In the Wall Street Journal's weekend edition of two weeks ago, Matt Phillips wrote a nice piece describing fund manager Joel Greenblatt's recently-initiated "value-weighted indexing" funds.
I've read the book Greenblatt, founder of Gotham Capital, wrote for the Little Book of Investing series. Frankly, I like Vanguard founder John Bogle's volume better. Perhaps because, as the developer and manager of a quantitative equity portfolio strategy, I'm biased. If I weren't using my own approach, I'd generally adhere to Bogle's. Greenblatt is a value style investor who relies on fundamentals which my proprietary research found to be relatively weak. It remains challenging for me to distinguish between a "value" equity and, well, a poorly-performing equity.
But, to each his own.
However, Phillips' piece described Greenblatt's latest creations. You can read the article for details. Basically, Greenblatt employs what he calls "value weighting," wherein the funds weight holdings based on value-oriented scores.

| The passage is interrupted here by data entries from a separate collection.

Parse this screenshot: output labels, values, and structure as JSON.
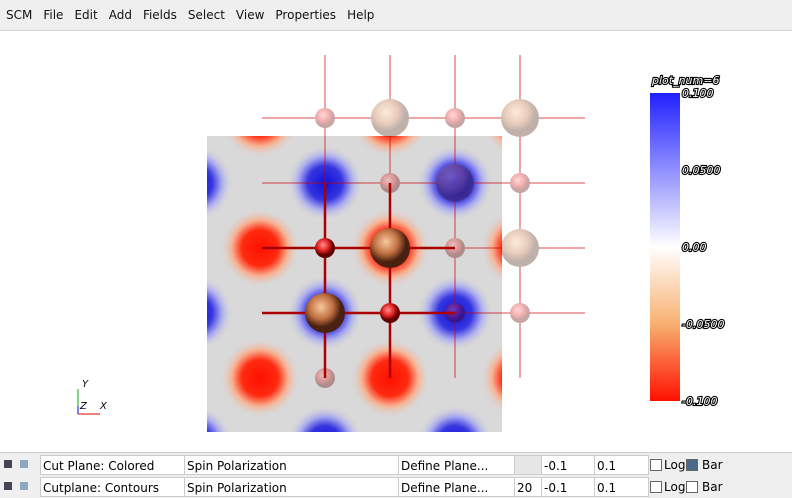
{
  "menu": [
    "SCM",
    "File",
    "Edit",
    "Add",
    "Fields",
    "Select",
    "View",
    "Properties",
    "Help"
  ],
  "colorbar": {
    "title": "plot_num=6",
    "labels": [
      "0.100",
      "0.0500",
      "0.00",
      "-0.0500",
      "-0.100"
    ]
  },
  "axes": {
    "y": "Y",
    "z": "Z",
    "x": "X"
  },
  "rows": [
    {
      "name": "Cut Plane: Colored",
      "field": "Spin Polarization",
      "plane": "Define Plane...",
      "min": "-0.1",
      "max": "0.1",
      "log": "Log",
      "bar": "Bar"
    },
    {
      "name": "Cutplane: Contours",
      "field": "Spin Polarization",
      "plane": "Define Plane...",
      "count": "20",
      "min": "-0.1",
      "max": "0.1",
      "log": "Log",
      "bar": "Bar"
    }
  ]
}
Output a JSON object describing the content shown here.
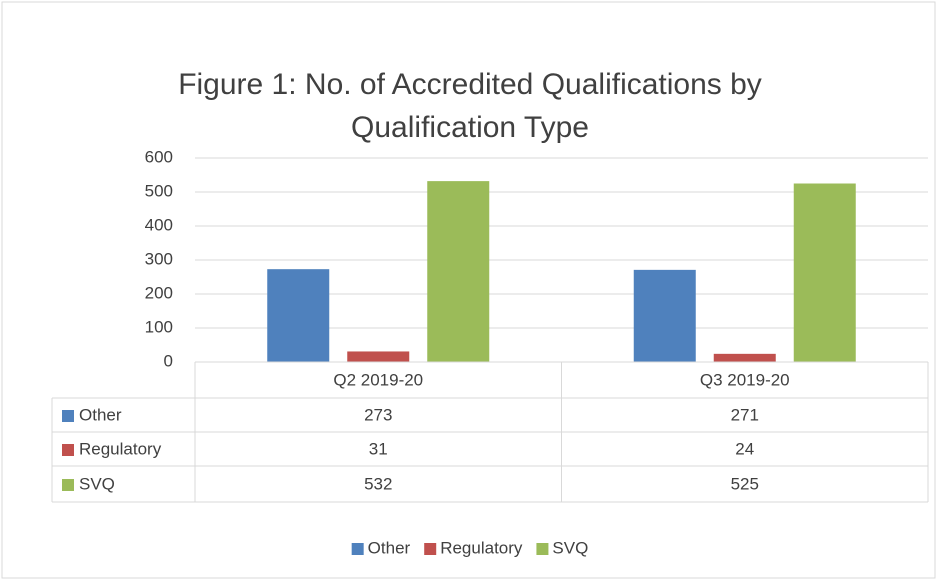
{
  "chart_data": {
    "type": "bar",
    "title": [
      "Figure 1: No. of Accredited Qualifications by",
      "Qualification Type"
    ],
    "categories": [
      "Q2 2019-20",
      "Q3 2019-20"
    ],
    "series": [
      {
        "name": "Other",
        "color": "#4f81bd",
        "values": [
          273,
          271
        ]
      },
      {
        "name": "Regulatory",
        "color": "#c0504d",
        "values": [
          31,
          24
        ]
      },
      {
        "name": "SVQ",
        "color": "#9bbb59",
        "values": [
          532,
          525
        ]
      }
    ],
    "ylim": [
      0,
      600
    ],
    "yticks": [
      0,
      100,
      200,
      300,
      400,
      500,
      600
    ],
    "grid": true,
    "data_table": true,
    "legend": "bottom"
  }
}
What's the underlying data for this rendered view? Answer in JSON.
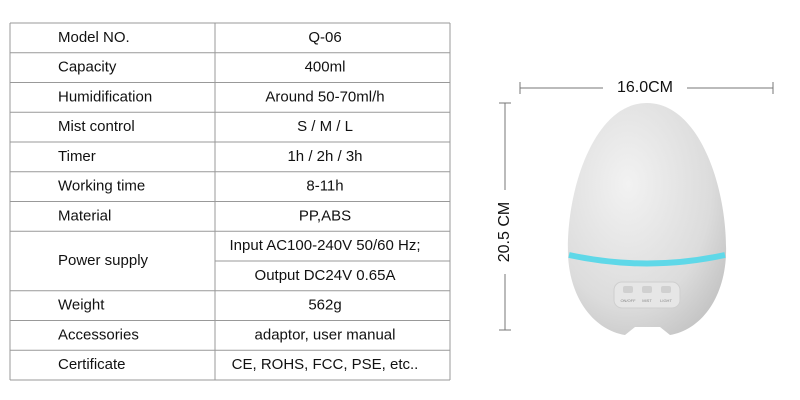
{
  "table": {
    "rows": [
      {
        "label": "Model NO.",
        "values": [
          "Q-06"
        ]
      },
      {
        "label": "Capacity",
        "values": [
          "400ml"
        ]
      },
      {
        "label": "Humidification",
        "values": [
          "Around 50-70ml/h"
        ]
      },
      {
        "label": "Mist control",
        "values": [
          "S / M / L"
        ]
      },
      {
        "label": "Timer",
        "values": [
          "1h / 2h / 3h"
        ]
      },
      {
        "label": "Working time",
        "values": [
          "8-11h"
        ]
      },
      {
        "label": "Material",
        "values": [
          "PP,ABS"
        ]
      },
      {
        "label": "Power supply",
        "values": [
          "Input AC100-240V 50/60 Hz;",
          "Output DC24V 0.65A"
        ]
      },
      {
        "label": "Weight",
        "values": [
          "562g"
        ]
      },
      {
        "label": "Accessories",
        "values": [
          "adaptor, user manual"
        ]
      },
      {
        "label": "Certificate",
        "values": [
          "CE, ROHS, FCC, PSE, etc.."
        ]
      }
    ]
  },
  "product": {
    "width_label": "16.0CM",
    "height_label": "20.5 CM",
    "buttons": [
      "ON/OFF",
      "MIST",
      "LIGHT"
    ]
  }
}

With all the buzz around broadly-based ETFs and concerns over expensive, actively-managed funds, one wonders whether Greenblatt hasn't just produced a sort of 'fighting brand' category of funds with an index label.
But, as Phillips quoted one observer,
"This is an actively managed quant fund. There's no indexing involved. Just beause you use math doesn't make you and indexer."
So true.
Perhaps Greenblatt is simply becoming a more astute marketer, while following an old brokerage habit- create new products when the older ones become too efficient, i.e., have declining margins. Or, in this case, perhaps become less fashionable as expensive actively-managed funds.